Kepala Kampung (Kakam) Gedung Jaya, Erwan, menyampaikan bahwa pihaknya menerima surat somasi dari seseorang berinisial J yang mengklaim memiliki hak atas tanah tersebut. Namun menurutnya, klaim itu keliru.
“Lahan yang diakui oleh J itu sebenarnya bukan berada di kampung kami, tapi di kampung sebelah, yakni Tiyuh Baru di Kecamatan Negeri Besar,” ujar Erwan, Kamis 10 Juli 2025.
Ia menegaskan bahwa masyarakat Gedung Jaya memiliki bukti kuat atas kepemilikan lahan tersebut, termasuk peta tata letak wilayah yang telah ada sejak tahun 1985.

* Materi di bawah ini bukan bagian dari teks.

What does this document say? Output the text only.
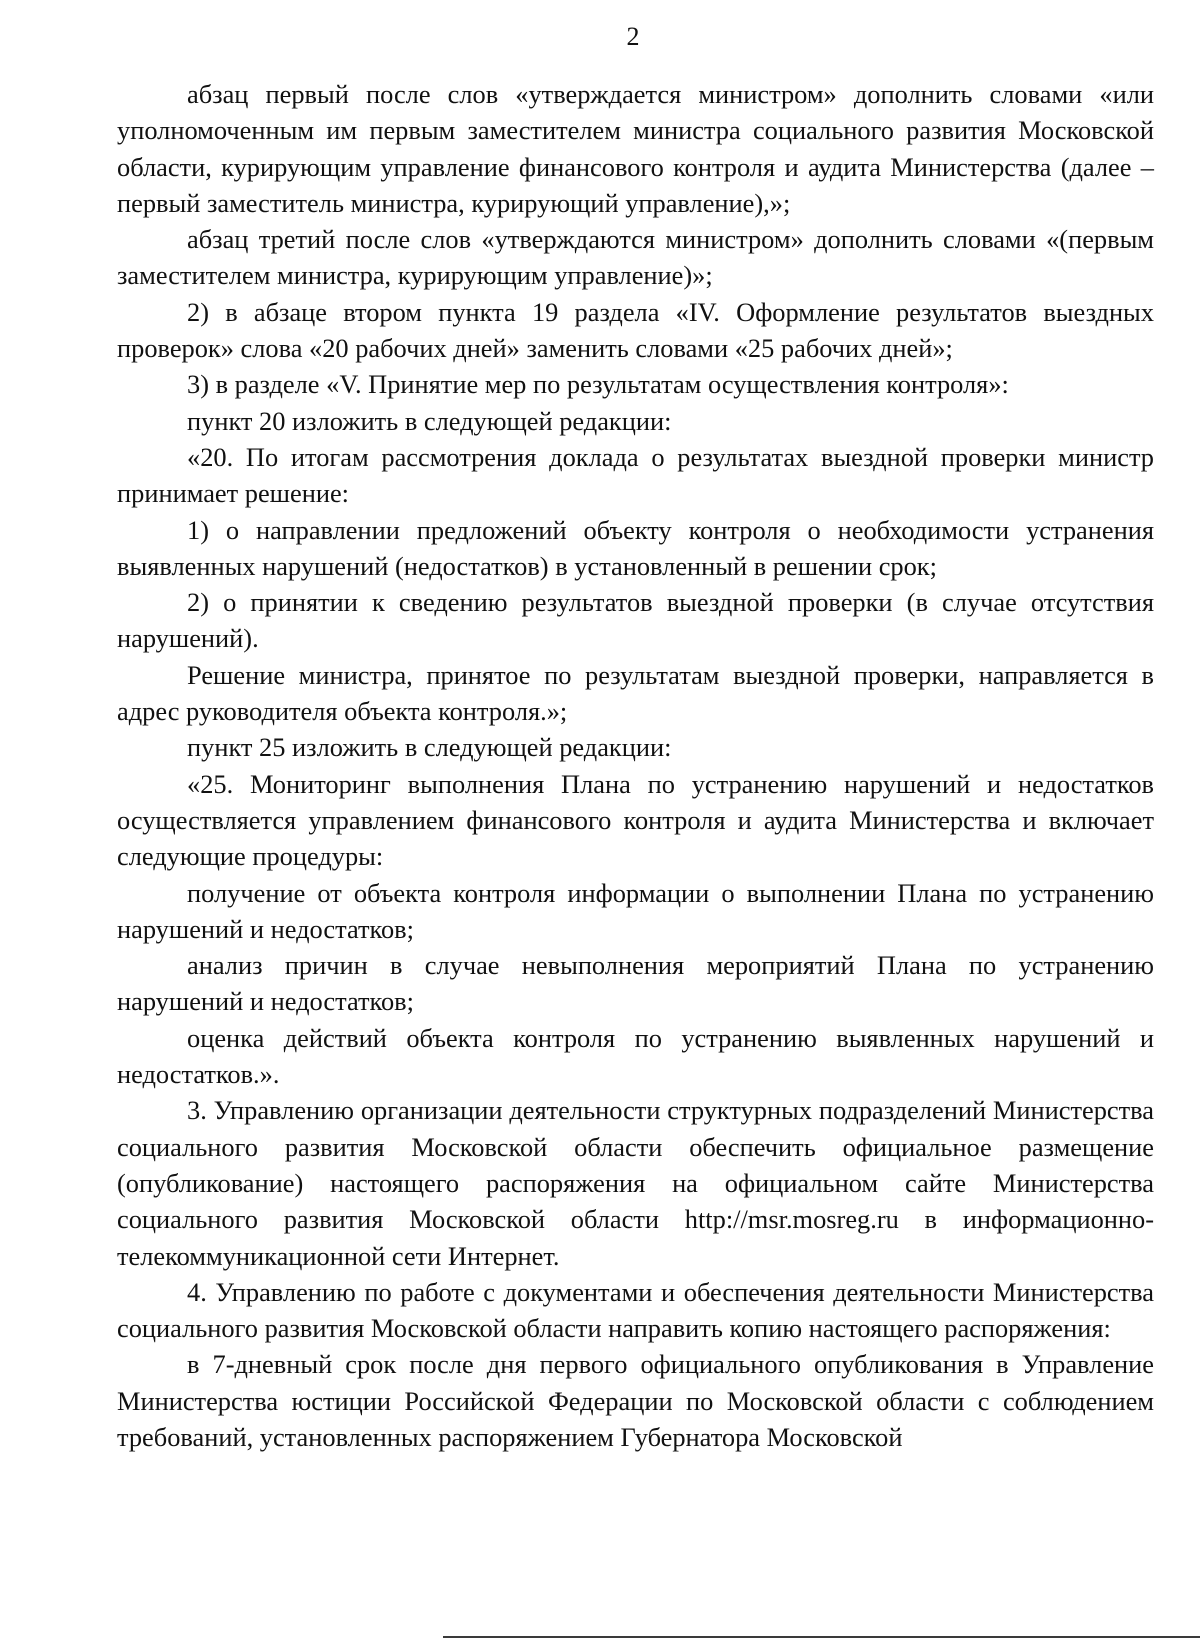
2

абзац первый после слов «утверждается министром» дополнить словами «или уполномоченным им первым заместителем министра социального развития Московской области, курирующим управление финансового контроля и аудита Министерства (далее – первый заместитель министра, курирующий управление),»;

абзац третий после слов «утверждаются министром» дополнить словами «(первым заместителем министра, курирующим управление)»;

2) в абзаце втором пункта 19 раздела «IV. Оформление результатов выездных проверок» слова «20 рабочих дней» заменить словами «25 рабочих дней»;

3) в разделе «V. Принятие мер по результатам осуществления контроля»:

пункт 20 изложить в следующей редакции:

«20. По итогам рассмотрения доклада о результатах выездной проверки министр принимает решение:

1) о направлении предложений объекту контроля о необходимости устранения выявленных нарушений (недостатков) в установленный в решении срок;

2) о принятии к сведению результатов выездной проверки (в случае отсутствия нарушений).

Решение министра, принятое по результатам выездной проверки, направляется в адрес руководителя объекта контроля.»;

пункт 25 изложить в следующей редакции:

«25. Мониторинг выполнения Плана по устранению нарушений и недостатков осуществляется управлением финансового контроля и аудита Министерства и включает следующие процедуры:

получение от объекта контроля информации о выполнении Плана по устранению нарушений и недостатков;

анализ причин в случае невыполнения мероприятий Плана по устранению нарушений и недостатков;

оценка действий объекта контроля по устранению выявленных нарушений и недостатков.».

3. Управлению организации деятельности структурных подразделений Министерства социального развития Московской области обеспечить официальное размещение (опубликование) настоящего распоряжения на официальном сайте Министерства социального развития Московской области http://msr.mosreg.ru в информационно-телекоммуникационной сети Интернет.

4. Управлению по работе с документами и обеспечения деятельности Министерства социального развития Московской области направить копию настоящего распоряжения:

в 7-дневный срок после дня первого официального опубликования в Управление Министерства юстиции Российской Федерации по Московской области с соблюдением требований, установленных распоряжением Губернатора Московской
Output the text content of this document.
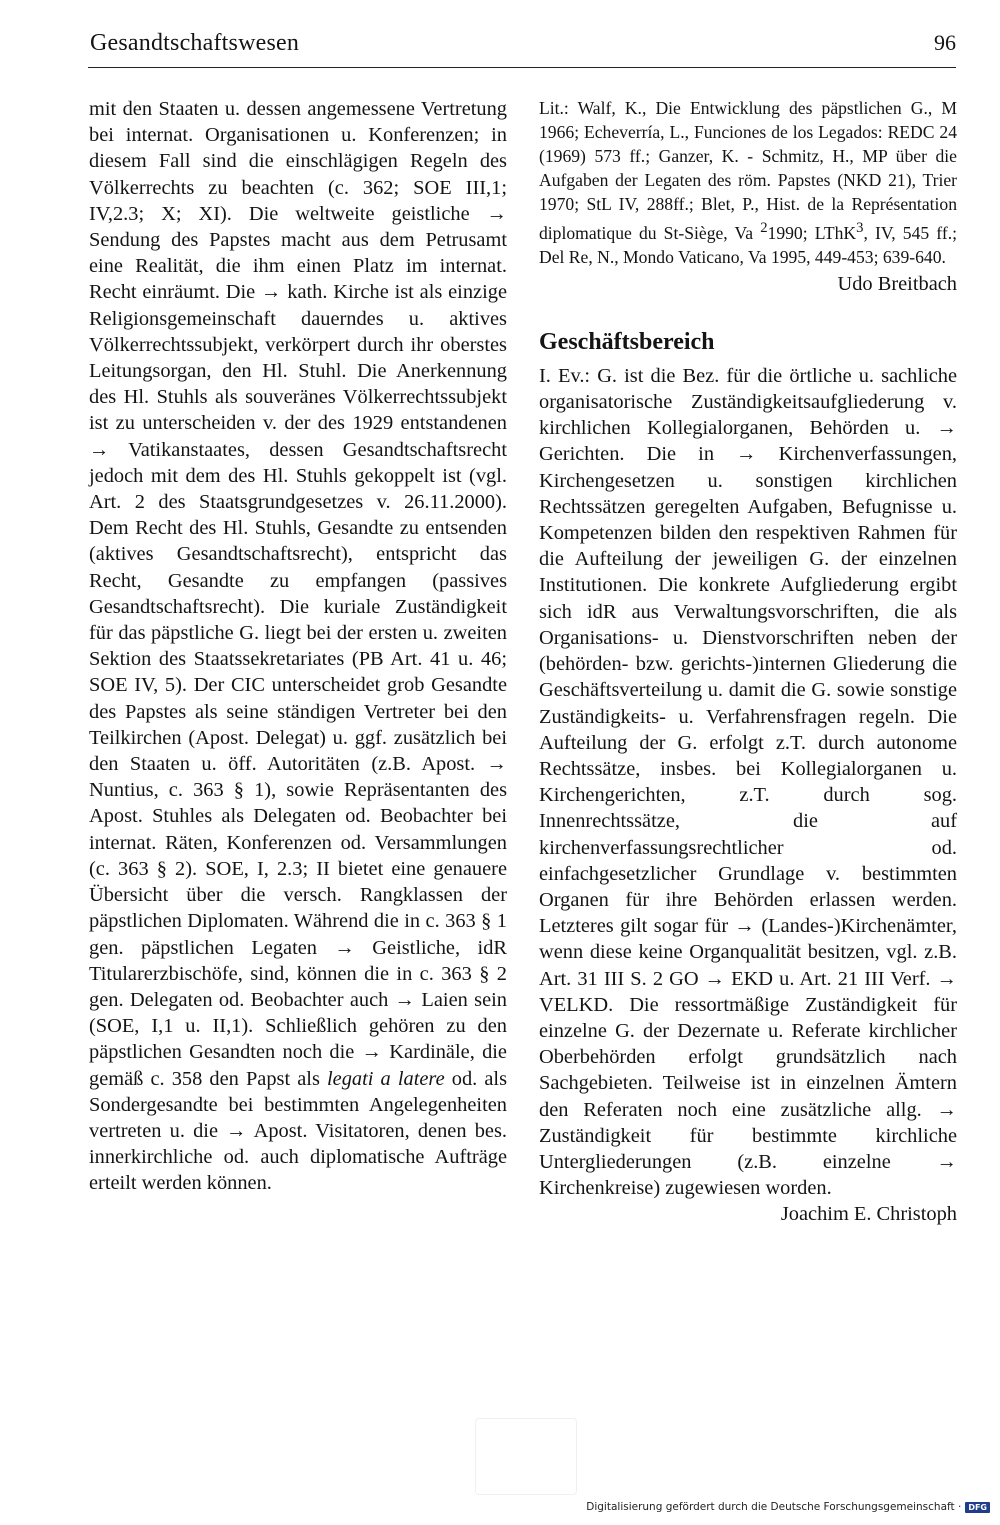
Gesandtschaftswesen	96

mit den Staaten u. dessen angemessene Vertretung bei internat. Organisationen u. Konferenzen; in diesem Fall sind die einschlägigen Regeln des Völkerrechts zu beachten (c. 362; SOE III,1; IV,2.3; X; XI). Die weltweite geistliche → Sendung des Papstes macht aus dem Petrusamt eine Realität, die ihm einen Platz im internat. Recht einräumt. Die → kath. Kirche ist als einzige Religionsgemeinschaft dauerndes u. aktives Völkerrechtssubjekt, verkörpert durch ihr oberstes Leitungsorgan, den Hl. Stuhl. Die Anerkennung des Hl. Stuhls als souveränes Völkerrechtssubjekt ist zu unterscheiden v. der des 1929 entstandenen → Vatikanstaates, dessen Gesandtschaftsrecht jedoch mit dem des Hl. Stuhls gekoppelt ist (vgl. Art. 2 des Staatsgrundgesetzes v. 26.11.2000). Dem Recht des Hl. Stuhls, Gesandte zu entsenden (aktives Gesandtschaftsrecht), entspricht das Recht, Gesandte zu empfangen (passives Gesandtschaftsrecht). Die kuriale Zuständigkeit für das päpstliche G. liegt bei der ersten u. zweiten Sektion des Staatssekretariates (PB Art. 41 u. 46; SOE IV, 5). Der CIC unterscheidet grob Gesandte des Papstes als seine ständigen Vertreter bei den Teilkirchen (Apost. Delegat) u. ggf. zusätzlich bei den Staaten u. öff. Autoritäten (z.B. Apost. → Nuntius, c. 363 § 1), sowie Repräsentanten des Apost. Stuhles als Delegaten od. Beobachter bei internat. Räten, Konferenzen od. Versammlungen (c. 363 § 2). SOE, I, 2.3; II bietet eine genauere Übersicht über die versch. Rangklassen der päpstlichen Diplomaten. Während die in c. 363 § 1 gen. päpstlichen Legaten → Geistliche, idR Titularerzbischöfe, sind, können die in c. 363 § 2 gen. Delegaten od. Beobachter auch → Laien sein (SOE, I,1 u. II,1). Schließlich gehören zu den päpstlichen Gesandten noch die → Kardinäle, die gemäß c. 358 den Papst als legati a latere od. als Sondergesandte bei bestimmten Angelegenheiten vertreten u. die → Apost. Visitatoren, denen bes. innerkirchliche od. auch diplomatische Aufträge erteilt werden können.

Lit.: Walf, K., Die Entwicklung des päpstlichen G., M 1966; Echeverría, L., Funciones de los Legados: REDC 24 (1969) 573 ff.; Ganzer, K. - Schmitz, H., MP über die Aufgaben der Legaten des röm. Papstes (NKD 21), Trier 1970; StL IV, 288ff.; Blet, P., Hist. de la Représentation diplomatique du St-Siège, Va $^2$1990; LThK$^3$, IV, 545 ff.; Del Re, N., Mondo Vaticano, Va 1995, 449-453; 639-640.

Udo Breitbach

Geschäftsbereich

I. Ev.: G. ist die Bez. für die örtliche u. sachliche organisatorische Zuständigkeitsaufgliederung v. kirchlichen Kollegialorganen, Behörden u. → Gerichten. Die in → Kirchenverfassungen, Kirchengesetzen u. sonstigen kirchlichen Rechtssätzen geregelten Aufgaben, Befugnisse u. Kompetenzen bilden den respektiven Rahmen für die Aufteilung der jeweiligen G. der einzelnen Institutionen. Die konkrete Aufgliederung ergibt sich idR aus Verwaltungsvorschriften, die als Organisations- u. Dienstvorschriften neben der (behörden- bzw. gerichts-)internen Gliederung die Geschäftsverteilung u. damit die G. sowie sonstige Zuständigkeits- u. Verfahrensfragen regeln. Die Aufteilung der G. erfolgt z.T. durch autonome Rechtssätze, insbes. bei Kollegialorganen u. Kirchengerichten, z.T. durch sog. Innenrechtssätze, die auf kirchenverfassungsrechtlicher od. einfachgesetzlicher Grundlage v. bestimmten Organen für ihre Behörden erlassen werden. Letzteres gilt sogar für → (Landes-)Kirchenämter, wenn diese keine Organqualität besitzen, vgl. z.B. Art. 31 III S. 2 GO → EKD u. Art. 21 III Verf. → VELKD. Die ressortmäßige Zuständigkeit für einzelne G. der Dezernate u. Referate kirchlicher Oberbehörden erfolgt grundsätzlich nach Sachgebieten. Teilweise ist in einzelnen Ämtern den Referaten noch eine zusätzliche allg. → Zuständigkeit für bestimmte kirchliche Untergliederungen (z.B. einzelne → Kirchenkreise) zugewiesen worden.

Joachim E. Christoph

Digitalisierung gefördert durch die Deutsche Forschungsgemeinschaft · DFG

“Selain peta, kami juga bisa buktikan pembayaran pajak atas lahan itu oleh warga. Surat tagihan pajaknya ada, jadi jangan asal klaim,” tegas Erwan.
Lebih lanjut, Erwan mengatakan bahwa keberadaan dua sertifikat yang kerap disebut-sebut dalam konflik ini belum pernah ditunjukkan secara nyata kepada masyarakat.
“Kami belum pernah melihat sertifikat yang dimaksud itu seperti apa. Tapi kami punya bukti lain seperti SKT, peta wilayah, dan pembayaran pajak,” imbuhnya.
Ia berharap pihak yang meresahkan warga, termasuk mereka yang telah menanam tanaman di atas lahan tersebut, dikenai sanksi tegas karena dianggap telah menyerobot lahan milik warga.
Ketika ditanya apakah pihak kampung akan melakukan tindakan hukum balik terhadap J, Erwan menyebutkan hal itu sangat mungkin dilakukan dalam waktu dekat.
“Kami siap lapor balik ke Polda Lampung kalau mereka terus memaksakan hak yang tidak jelas. Kalau benar itu miliknya, turunkan BPN, buktikan dulu wilayahnya,” tandasnya.
Sikap tegas juga datang dari salah satu warga, Alfian. Ia mengatakan bahwa dirinya sebagai putra daerah sangat memahami batas wilayah kampung.
“Klaim J itu salah alamat. Ini wilayah kami, Gedung Jaya, bukan Tiyuh Baru. Kami tahu betul sejarah dan batas wilayahnya,” katanya.
Menurut Alfian, masyarakat tidak akan tinggal diam dan akan terus memperjuangkan hak mereka atas tanah yang telah menjadi sumber kehidupan selama puluhan tahun.
“Cukup sudah masyarakat dimanfaatkan dan dijadikan kambing hitam. Ini tempat kami tinggal dan mencari nafkah, bukan sekadar coretan pena di atas kertas,” tegasnya.
Ia menambahkan, warga juga memiliki dokumen pendukung seperti peta wilayah dari 1985 untuk memperkuat klaim mereka.
Sementara itu, kuasa hukum pihak J, Japriyanto, membantah seluruh tuduhan masyarakat. Ia menegaskan bahwa lahan yang diklaim warga telah bersertifikat dan telah melalui proses pengembalian batas resmi dari BPN.
“Yang mereka tunjukkan itu hanya peta administratif. Kami justru meminta perlindungan hukum kepada aparat karena ini sudah mengarah ke aksi premanisme dan pelanggaran hukum,” pungkasnya.